Mount Sinai Hospital’s Emergency Department has made many improvements to its services over the past year.

First, it is endeavouring to improve its care to geriatric patients. In June 2008, a Geriatric Nurse Specialist (GEM) was hired for the Emergency Department. The nurse will perform assessments, identify at-risk seniors and assist in admitting and discharging older patients. Dr. Don Melady of the ED staff has been participating in several hospital and regional initiatives to improve Geriatric Care. These include:

  • developing educational modules for nurses and physicians for elder care
  • developing a curriculum for emergency trainees for the same purpose
  • and arranging for a visiting professor, Dr. Neal Flomenbaum from Cornell, New York, an international expert on geriatric care, to provide educational support in the Emergency Department.

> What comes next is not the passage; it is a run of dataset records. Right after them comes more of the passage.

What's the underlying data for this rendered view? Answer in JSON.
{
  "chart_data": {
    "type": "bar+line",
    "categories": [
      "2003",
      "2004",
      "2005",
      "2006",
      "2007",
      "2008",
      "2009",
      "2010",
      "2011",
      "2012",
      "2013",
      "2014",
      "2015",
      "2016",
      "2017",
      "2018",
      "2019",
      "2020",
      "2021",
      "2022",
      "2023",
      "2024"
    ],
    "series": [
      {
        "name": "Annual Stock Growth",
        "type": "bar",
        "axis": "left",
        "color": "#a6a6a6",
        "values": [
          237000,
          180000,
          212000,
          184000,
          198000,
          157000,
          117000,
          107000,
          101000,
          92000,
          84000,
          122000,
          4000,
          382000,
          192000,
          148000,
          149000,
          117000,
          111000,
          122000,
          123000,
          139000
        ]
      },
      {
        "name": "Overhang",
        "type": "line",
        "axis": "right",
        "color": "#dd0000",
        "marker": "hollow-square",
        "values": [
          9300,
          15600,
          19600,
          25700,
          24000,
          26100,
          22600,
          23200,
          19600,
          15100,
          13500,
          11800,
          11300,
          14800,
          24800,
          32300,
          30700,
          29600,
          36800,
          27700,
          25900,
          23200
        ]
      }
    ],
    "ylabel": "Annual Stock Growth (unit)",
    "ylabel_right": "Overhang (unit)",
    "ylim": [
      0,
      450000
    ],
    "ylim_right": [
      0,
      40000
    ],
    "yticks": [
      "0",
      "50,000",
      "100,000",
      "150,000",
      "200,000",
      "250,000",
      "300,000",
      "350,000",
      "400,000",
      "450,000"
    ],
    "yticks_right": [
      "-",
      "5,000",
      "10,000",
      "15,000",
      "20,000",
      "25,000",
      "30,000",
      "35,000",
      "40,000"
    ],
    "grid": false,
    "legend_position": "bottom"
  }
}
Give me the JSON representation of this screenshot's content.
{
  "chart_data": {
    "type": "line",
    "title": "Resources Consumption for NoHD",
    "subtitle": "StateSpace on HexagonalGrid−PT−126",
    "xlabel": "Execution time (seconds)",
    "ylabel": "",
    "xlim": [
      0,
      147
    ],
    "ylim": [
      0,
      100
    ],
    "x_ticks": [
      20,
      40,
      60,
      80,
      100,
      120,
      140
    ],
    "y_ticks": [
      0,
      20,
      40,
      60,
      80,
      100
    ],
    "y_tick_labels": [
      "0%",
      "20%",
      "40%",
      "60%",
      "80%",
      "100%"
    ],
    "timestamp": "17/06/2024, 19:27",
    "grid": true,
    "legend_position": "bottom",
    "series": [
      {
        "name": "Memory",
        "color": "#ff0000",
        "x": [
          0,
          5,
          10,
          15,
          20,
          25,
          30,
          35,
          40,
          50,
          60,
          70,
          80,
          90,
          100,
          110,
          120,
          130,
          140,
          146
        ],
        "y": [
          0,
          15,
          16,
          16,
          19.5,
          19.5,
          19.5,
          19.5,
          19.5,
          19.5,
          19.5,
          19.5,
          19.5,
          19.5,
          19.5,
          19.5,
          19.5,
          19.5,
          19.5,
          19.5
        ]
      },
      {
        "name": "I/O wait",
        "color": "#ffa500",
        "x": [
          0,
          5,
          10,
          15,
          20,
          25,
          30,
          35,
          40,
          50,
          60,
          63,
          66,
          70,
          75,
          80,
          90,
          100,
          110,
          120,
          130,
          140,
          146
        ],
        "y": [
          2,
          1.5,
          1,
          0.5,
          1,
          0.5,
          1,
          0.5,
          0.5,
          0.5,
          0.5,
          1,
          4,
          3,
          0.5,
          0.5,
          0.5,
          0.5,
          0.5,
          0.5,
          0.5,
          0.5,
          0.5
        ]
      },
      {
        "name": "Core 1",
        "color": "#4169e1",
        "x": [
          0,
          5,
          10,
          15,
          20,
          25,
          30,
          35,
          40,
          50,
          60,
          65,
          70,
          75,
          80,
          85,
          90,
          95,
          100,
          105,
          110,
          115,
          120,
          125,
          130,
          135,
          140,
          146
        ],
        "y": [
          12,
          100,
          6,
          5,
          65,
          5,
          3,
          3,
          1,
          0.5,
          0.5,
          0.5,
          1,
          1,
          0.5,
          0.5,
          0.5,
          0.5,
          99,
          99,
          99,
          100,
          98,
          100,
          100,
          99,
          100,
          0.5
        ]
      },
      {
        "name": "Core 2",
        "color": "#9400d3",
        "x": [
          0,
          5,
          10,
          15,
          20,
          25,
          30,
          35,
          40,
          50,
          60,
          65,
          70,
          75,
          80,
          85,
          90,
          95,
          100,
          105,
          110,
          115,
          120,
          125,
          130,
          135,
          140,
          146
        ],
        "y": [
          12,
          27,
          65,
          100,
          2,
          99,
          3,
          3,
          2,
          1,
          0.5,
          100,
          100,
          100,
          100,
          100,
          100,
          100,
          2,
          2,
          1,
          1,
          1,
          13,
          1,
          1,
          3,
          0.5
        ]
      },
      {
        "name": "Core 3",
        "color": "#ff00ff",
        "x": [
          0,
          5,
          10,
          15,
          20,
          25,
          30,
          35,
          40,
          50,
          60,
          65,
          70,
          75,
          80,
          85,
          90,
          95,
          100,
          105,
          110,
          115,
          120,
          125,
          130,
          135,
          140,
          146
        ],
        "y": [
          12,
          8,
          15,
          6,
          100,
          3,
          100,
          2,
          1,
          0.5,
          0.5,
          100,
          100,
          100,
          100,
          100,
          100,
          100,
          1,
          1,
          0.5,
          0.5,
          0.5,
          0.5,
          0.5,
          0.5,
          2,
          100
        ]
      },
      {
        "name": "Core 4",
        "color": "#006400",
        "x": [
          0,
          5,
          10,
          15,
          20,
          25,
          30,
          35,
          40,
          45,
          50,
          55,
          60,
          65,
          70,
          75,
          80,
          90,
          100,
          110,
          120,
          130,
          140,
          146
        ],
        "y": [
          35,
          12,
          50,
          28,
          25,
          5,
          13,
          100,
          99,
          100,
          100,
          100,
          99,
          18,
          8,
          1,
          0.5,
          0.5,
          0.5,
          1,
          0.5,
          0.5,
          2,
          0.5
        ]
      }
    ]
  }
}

Mount Sinai Hospital is participating in Ontario’s Wait Time Strategy. Initiatives to improve patient flow, reduce waiting and improve the patient experience include:

  • Setting up a Rapid Assessment Zone (RAZ) in the Emergency Department in July 2008. In the RAZ, an internal waiting room is used to assess patients who don’t require care in a stretcher on an ongoing basis, but do require privacy for their examination or treatment. The use of this waiting room allows patients to effectively “share” a stretcher, which speeds up processing and reduces wait times. 
  • Establishing an “offload nurse” program on September 1, 2008, in which a dedicated nurse initiates care for patients who arrive by ambulance. The program and related initiatives have reduced wait times for those patients from two hours to 20 minutes and moved Mount Sinai routinely to best in class in the Greater Toronto Area for offload indicators.
  • Providing porters to assist imaging technologists in moving patients, extending hours in CT, adding technologists on some night shifts and working closely with Diagnostic Imaging to reduce wait times for Emergency Department patients.
  • Establishing the new position of Patient Flow Coordinator and supporting policy and process changes that have improved flow of admitted patients from the ED to in-patient units.
  • Beginning the first year of a multi-year upgrade to the Emergency Department information systems to create a state of the art IT support system in the department. This year, the department enabled an electronic order entry system that saves time by allowing diagnostic imaging for patients to be booked electronically, rather than by fax.
  • Dr. John Foote was promoted to Program Director of the Fellowship Program in Emergency Medicine of the Department of Family and Community Medicine at the University of Toronto in January 2009.
  • Dr. Shirley Lee co-authored a chapter in the new text Practical Teaching in Emergency Medicine.
  • The Emergency Department introduced a portable ultrasound as part of a co-ordinated project to add bedside ultrasounds in selected situations and procedures, in order to improve the quality and the safety of care. During the year, all of our full-time medical staff were certified as Independent Practioners in ED Echocardiography by the Canadian Emergency Ultrasound Society (CEUS), and four staff have become CEUS Master Instructors. This makes Mount Sinai the first ED in Canada to have a 100 per cent CEUS certified medical group.
  • Dr. Howard Ovens was named the Acting Co-Chair of the provincial ER/ALC Expert Panel, the panel which advises the government on its wait times strategy for emergency departments.